Ledakan itu menjadi serangan paling mematikan yang terjadi di ibu kota Pakistan dalam lebih dari satu dekade terakhir. Berdasarkan laporan otoritas setempat, pelaku sempat melepaskan tembakan sebelum meledakkan diri di dalam kompleks masjid yang dipadati jamaah.
Masjid Khadija Tul Kubra diketahui merupakan tempat ibadah komunitas Syiah, salah satu kelompok Muslim minoritas di Pakistan yang kerap menjadi sasaran kekerasan bersenjata.

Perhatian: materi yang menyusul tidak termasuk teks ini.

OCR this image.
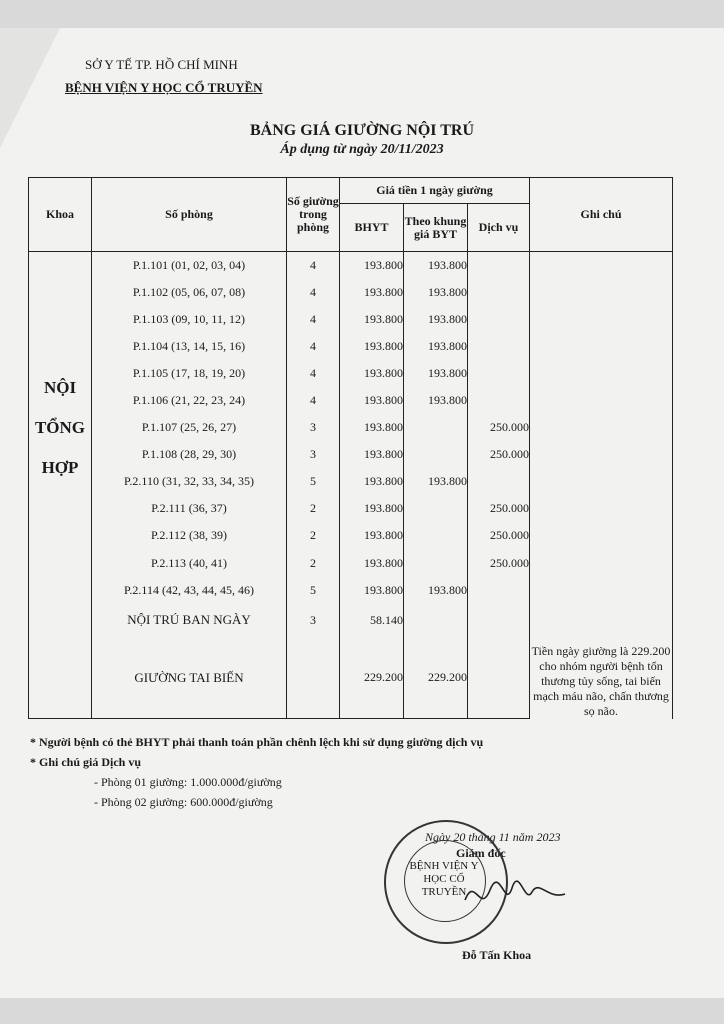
SỞ Y TẾ TP. HỒ CHÍ MINH
BỆNH VIỆN Y HỌC CỔ TRUYỀN
BẢNG GIÁ GIƯỜNG NỘI TRÚ
Áp dụng từ ngày 20/11/2023
Khoa	Số phòng	Số giường trong phòng	Giá tiền 1 ngày giường			Ghi chú
			BHYT	Theo khung giá BYT	Dịch vụ	
NỘI TỔNG HỢP	P.1.101 (01, 02, 03, 04)	4	193.800	193.800		
	P.1.102 (05, 06, 07, 08)	4	193.800	193.800		
	P.1.103 (09, 10, 11, 12)	4	193.800	193.800		
	P.1.104 (13, 14, 15, 16)	4	193.800	193.800		
	P.1.105 (17, 18, 19, 20)	4	193.800	193.800		
	P.1.106 (21, 22, 23, 24)	4	193.800	193.800		
	P.1.107 (25, 26, 27)	3	193.800		250.000	
	P.1.108 (28, 29, 30)	3	193.800		250.000	
	P.2.110 (31, 32, 33, 34, 35)	5	193.800	193.800		
	P.2.111 (36, 37)	2	193.800		250.000	
	P.2.112 (38, 39)	2	193.800		250.000	
	P.2.113 (40, 41)	2	193.800		250.000	
	P.2.114 (42, 43, 44, 45, 46)	5	193.800	193.800		
	NỘI TRÚ BAN NGÀY	3	58.140			Tiền ngày giường là 229.200 cho nhóm người bệnh tổn thương tủy sống, tai biến mạch máu não, chấn thương sọ não.
	GIƯỜNG TAI BIẾN		229.200	229.200		
* Người bệnh có thẻ BHYT phải thanh toán phần chênh lệch khi sử dụng giường dịch vụ
* Ghi chú giá Dịch vụ
- Phòng 01 giường: 1.000.000đ/giường
- Phòng 02 giường: 600.000đ/giường
Ngày 20 tháng 11 năm 2023
Giám đốc
BỆNH VIỆN Y HỌC CỔ TRUYỀN
Đỗ Tấn Khoa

Kelompok ISIS mengklaim bertanggung jawab atas serangan tersebut, menambah daftar panjang aksi teror yang menargetkan komunitas Syiah di negara itu.

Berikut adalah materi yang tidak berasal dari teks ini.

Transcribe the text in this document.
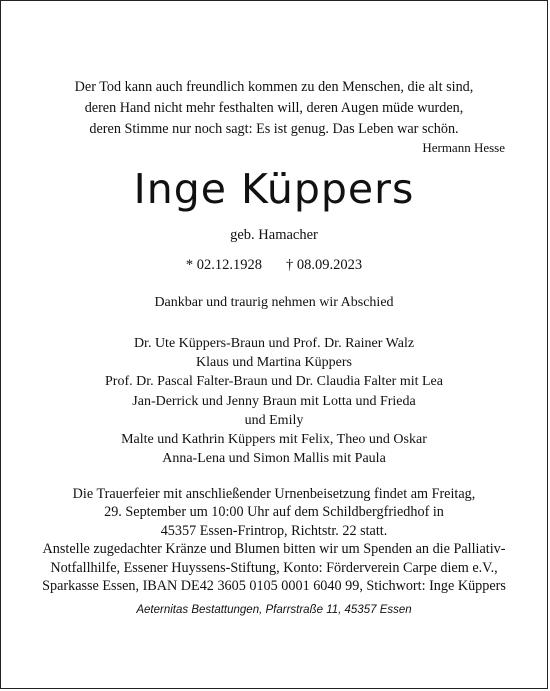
Der Tod kann auch freundlich kommen zu den Menschen, die alt sind,
deren Hand nicht mehr festhalten will, deren Augen müde wurden,
deren Stimme nur noch sagt: Es ist genug. Das Leben war schön.
Hermann Hesse
Inge Küppers
geb. Hamacher
* 02.12.1928 † 08.09.2023
Dankbar und traurig nehmen wir Abschied
Dr. Ute Küppers-Braun und Prof. Dr. Rainer Walz
Klaus und Martina Küppers
Prof. Dr. Pascal Falter-Braun und Dr. Claudia Falter mit Lea
Jan-Derrick und Jenny Braun mit Lotta und Frieda
und Emily
Malte und Kathrin Küppers mit Felix, Theo und Oskar
Anna-Lena und Simon Mallis mit Paula
Die Trauerfeier mit anschließender Urnenbeisetzung findet am Freitag,
29. September um 10:00 Uhr auf dem Schildbergfriedhof in
45357 Essen-Frintrop, Richtstr. 22 statt.
Anstelle zugedachter Kränze und Blumen bitten wir um Spenden an die Palliativ-
Notfallhilfe, Essener Huyssens-Stiftung, Konto: Förderverein Carpe diem e.V.,
Sparkasse Essen, IBAN DE42 3605 0105 0001 6040 99, Stichwort: Inge Küppers
Aeternitas Bestattungen, Pfarrstraße 11, 45357 Essen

Pemerintah Pakistan mengecam keras serangan tersebut dan menyatakan akan menindak tegas seluruh pihak yang terlibat. Aparat keamanan dilaporkan telah menangkap sejumlah tersangka yang diduga terkait dengan perencanaan aksi teror tersebut.
Kecaman juga datang dari sejumlah negara, termasuk India dan Afghanistan, yang turut mengutuk serangan itu. Kedua negara tersebut sekaligus membantah tudingan adanya keterlibatan langsung dalam insiden di Islamabad.

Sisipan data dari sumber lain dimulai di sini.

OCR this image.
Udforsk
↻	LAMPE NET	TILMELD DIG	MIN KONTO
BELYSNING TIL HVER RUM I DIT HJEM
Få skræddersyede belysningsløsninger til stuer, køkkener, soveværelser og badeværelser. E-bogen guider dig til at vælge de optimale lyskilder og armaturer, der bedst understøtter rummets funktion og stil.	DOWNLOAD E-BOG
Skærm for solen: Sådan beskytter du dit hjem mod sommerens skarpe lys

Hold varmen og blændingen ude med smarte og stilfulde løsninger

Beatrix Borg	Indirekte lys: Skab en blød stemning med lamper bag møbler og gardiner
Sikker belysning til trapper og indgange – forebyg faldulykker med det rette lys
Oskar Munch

Serangan ini terjadi di tengah meningkatnya aksi kekerasan di Pakistan menjelang bulan suci Ramadan, memicu kekhawatiran akan keamanan masyarakat dalam menjalankan ibadah. Pemerintah Pakistan pun menghadapi tantangan besar untuk memastikan stabilitas dan perlindungan bagi warganya, khususnya kelompok minoritas.
Jangan lupa saksikan
MTVN Lens lainnya hanya di
Metrotvnews.com.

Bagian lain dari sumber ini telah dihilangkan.